Better identification of the specific molecular players of the early stage of SADs may contribute to the recognition of novel prognostic markers and could facilitate the pathogenesis-appropriate timing of therapeutic interventions. In summary, we have quantified plasma proteins in early SAD patients, prior to therapeutic modification of the disease pathology. A characteristic pattern of soluble mediators was revealed distinguishing early diagnosed therapy-naive RA, SLE, or SSc from HCs. These eleven markers with nonoverlapping CI (95%) were associated with RA: IL-12p40, IL-10, IL-13, IFN-γ, M-CSF, IL-4, NTproBNP, IL-17A, BMP-9, PYY, GITRL, MMP12, and TNFRSF6, and one marker, IL-12p40, with SLE versus HCs (Table 1). However, we suggest our Luminex panel for in vitro diagnostics and the development of a simple algorithm to differentiate therapy-naive RA, SLE, or SSc based on the profile of protein concentrations (Figure 4).

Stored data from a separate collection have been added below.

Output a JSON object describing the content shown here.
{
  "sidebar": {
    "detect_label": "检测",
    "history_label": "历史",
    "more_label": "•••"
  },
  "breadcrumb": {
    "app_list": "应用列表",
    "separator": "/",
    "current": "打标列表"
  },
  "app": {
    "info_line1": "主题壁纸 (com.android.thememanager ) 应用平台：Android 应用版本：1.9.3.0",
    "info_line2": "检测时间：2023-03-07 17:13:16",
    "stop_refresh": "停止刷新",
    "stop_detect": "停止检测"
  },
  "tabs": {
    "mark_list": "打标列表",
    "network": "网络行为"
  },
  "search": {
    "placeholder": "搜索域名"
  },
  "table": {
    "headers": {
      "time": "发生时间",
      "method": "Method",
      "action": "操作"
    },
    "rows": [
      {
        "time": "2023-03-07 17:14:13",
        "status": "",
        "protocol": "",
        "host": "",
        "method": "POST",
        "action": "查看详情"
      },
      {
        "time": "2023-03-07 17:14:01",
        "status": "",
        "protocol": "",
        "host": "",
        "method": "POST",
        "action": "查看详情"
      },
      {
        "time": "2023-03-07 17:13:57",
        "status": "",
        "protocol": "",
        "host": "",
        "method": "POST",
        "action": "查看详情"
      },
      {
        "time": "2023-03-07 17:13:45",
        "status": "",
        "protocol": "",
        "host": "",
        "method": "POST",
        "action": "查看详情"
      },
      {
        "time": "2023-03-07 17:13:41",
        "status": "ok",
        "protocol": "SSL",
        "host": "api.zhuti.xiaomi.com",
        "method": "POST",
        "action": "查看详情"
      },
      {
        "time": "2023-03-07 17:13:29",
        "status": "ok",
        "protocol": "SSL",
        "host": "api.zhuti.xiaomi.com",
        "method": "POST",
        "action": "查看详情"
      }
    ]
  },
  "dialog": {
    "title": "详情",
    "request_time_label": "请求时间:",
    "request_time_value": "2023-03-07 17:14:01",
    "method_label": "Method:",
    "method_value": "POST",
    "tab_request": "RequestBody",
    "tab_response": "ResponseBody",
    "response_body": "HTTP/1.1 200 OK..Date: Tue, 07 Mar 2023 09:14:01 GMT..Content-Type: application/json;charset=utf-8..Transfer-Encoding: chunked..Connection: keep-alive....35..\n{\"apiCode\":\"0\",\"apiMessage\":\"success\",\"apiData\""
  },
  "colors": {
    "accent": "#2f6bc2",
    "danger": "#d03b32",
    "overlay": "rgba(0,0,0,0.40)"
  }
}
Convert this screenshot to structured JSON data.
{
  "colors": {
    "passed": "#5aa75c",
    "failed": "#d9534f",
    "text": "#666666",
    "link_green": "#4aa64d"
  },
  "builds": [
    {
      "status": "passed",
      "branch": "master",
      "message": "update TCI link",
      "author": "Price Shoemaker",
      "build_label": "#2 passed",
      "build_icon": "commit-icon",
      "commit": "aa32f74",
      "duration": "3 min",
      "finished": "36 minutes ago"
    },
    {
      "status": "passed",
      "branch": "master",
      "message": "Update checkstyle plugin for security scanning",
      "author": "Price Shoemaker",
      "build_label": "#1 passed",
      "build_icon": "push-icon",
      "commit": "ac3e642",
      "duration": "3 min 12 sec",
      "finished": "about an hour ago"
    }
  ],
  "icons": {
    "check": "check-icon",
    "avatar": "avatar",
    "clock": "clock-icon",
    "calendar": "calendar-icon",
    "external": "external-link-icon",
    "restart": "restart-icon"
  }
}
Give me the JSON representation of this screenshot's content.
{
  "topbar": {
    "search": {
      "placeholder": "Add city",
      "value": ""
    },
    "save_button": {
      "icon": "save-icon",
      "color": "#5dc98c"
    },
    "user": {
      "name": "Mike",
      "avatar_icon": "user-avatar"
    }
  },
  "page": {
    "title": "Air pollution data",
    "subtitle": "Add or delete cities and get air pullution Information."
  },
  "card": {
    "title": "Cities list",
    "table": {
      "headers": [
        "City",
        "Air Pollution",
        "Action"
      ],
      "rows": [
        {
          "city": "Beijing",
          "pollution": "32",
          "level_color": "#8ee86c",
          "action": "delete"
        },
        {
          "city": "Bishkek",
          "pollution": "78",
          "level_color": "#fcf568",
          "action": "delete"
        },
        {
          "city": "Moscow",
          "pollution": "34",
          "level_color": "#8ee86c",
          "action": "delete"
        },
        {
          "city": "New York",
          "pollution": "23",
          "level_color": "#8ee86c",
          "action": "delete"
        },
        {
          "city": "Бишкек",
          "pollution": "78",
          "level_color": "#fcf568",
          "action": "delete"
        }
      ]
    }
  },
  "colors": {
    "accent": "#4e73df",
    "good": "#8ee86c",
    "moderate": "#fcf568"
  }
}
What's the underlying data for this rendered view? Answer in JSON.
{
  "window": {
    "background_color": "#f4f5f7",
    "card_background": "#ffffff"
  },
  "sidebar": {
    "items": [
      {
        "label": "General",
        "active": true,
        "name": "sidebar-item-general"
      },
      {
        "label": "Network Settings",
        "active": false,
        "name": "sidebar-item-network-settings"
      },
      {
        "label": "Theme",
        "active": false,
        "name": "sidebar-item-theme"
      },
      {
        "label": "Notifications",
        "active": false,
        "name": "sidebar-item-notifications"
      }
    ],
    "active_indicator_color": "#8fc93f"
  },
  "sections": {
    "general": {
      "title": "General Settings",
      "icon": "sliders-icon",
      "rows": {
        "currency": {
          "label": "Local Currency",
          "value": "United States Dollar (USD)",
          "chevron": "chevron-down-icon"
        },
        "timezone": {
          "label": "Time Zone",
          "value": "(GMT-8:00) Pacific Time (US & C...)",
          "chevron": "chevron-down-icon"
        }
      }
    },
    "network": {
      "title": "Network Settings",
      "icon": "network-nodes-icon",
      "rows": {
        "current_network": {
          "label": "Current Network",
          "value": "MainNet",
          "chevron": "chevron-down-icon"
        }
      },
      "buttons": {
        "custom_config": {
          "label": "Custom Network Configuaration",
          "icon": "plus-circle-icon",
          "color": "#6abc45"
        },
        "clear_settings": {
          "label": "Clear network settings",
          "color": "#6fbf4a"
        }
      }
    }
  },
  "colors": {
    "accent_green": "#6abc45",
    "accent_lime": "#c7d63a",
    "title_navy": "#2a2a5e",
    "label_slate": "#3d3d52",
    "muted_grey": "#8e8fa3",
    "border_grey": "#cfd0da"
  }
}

There were no significant correlations in PYY (3-36) concentration (pg/ml values) compared to CRP, ESR, RF, aMCV, and DAS28 scores in RA, separately. However, the concentration of two cytokines in the plasma of drug-naive RA patients, the IL-4 or GITRL concentrations, showed correlation with bioactive PYY (3-36) level, respectively. (Supplementary Figure 1). The elevated GITRL or IL-4 have been thoroughly studied in RA and associated with disease severity linked to Th17-cell activation or autoantibody induction, respectively [16, 17]. However, their association with the increased concentration with PYY (3-36) needs further mechanistic studies to explain. We describe here the cleaved peptide tyrosine tyrosine (PYY 3-36) as a plasma marker of early-onset drug-naive RA. The 1-36 peptide YY (PYY) as a gut hormone has been reported to be activated by dipeptidyl peptidase-IV (DPP-IV or CD26) cleavage resulting in PYY (3-36) which binds to Y2 (coded by NPY2R) receptors in the hippocampus reducing appetite [18, 19]. Chen et al. showed that plasma PYY concentration was negatively correlated with the increase of body weight in RA patients followed by etanercept therapy [20]. The authors have no direct evidence, but the literature and our data may suggest that the elevated plasma PYY (3-36) level contributes to the reduced appetite and cachexia of RA patients. Chen et al. already shed light on PYY as a link between the gastrointestinal neuroendocrine axis and the immune system [21]. The possible role of Y2 receptor + microglia, monocytes/macrophages, granulocytes, and lymphocytes on the immune homeostasis and regulation of inflammation has been recently reviewed [22]. Further research is needed to ascertain the role of PYY (3-36) in early-onset RA and its possible effect on the innate or adaptive arm of the immune system and whether it has a regulatory effect or its increase in the blood is just a consequence of the pathomechanism of RA.

4. Conclusions

We are the first to report PYY (3-36) as a specific plasma marker of drug-naive RA. Additionally, the multiplex analysis of 30 plasma proteins supported a disease-specific cytokine pattern in RA, SLE, and SSc, respectively. Based on these data, we could delineate a prototype model for the machine-learning automated classification of drug-naive RA, SLE, and SSc.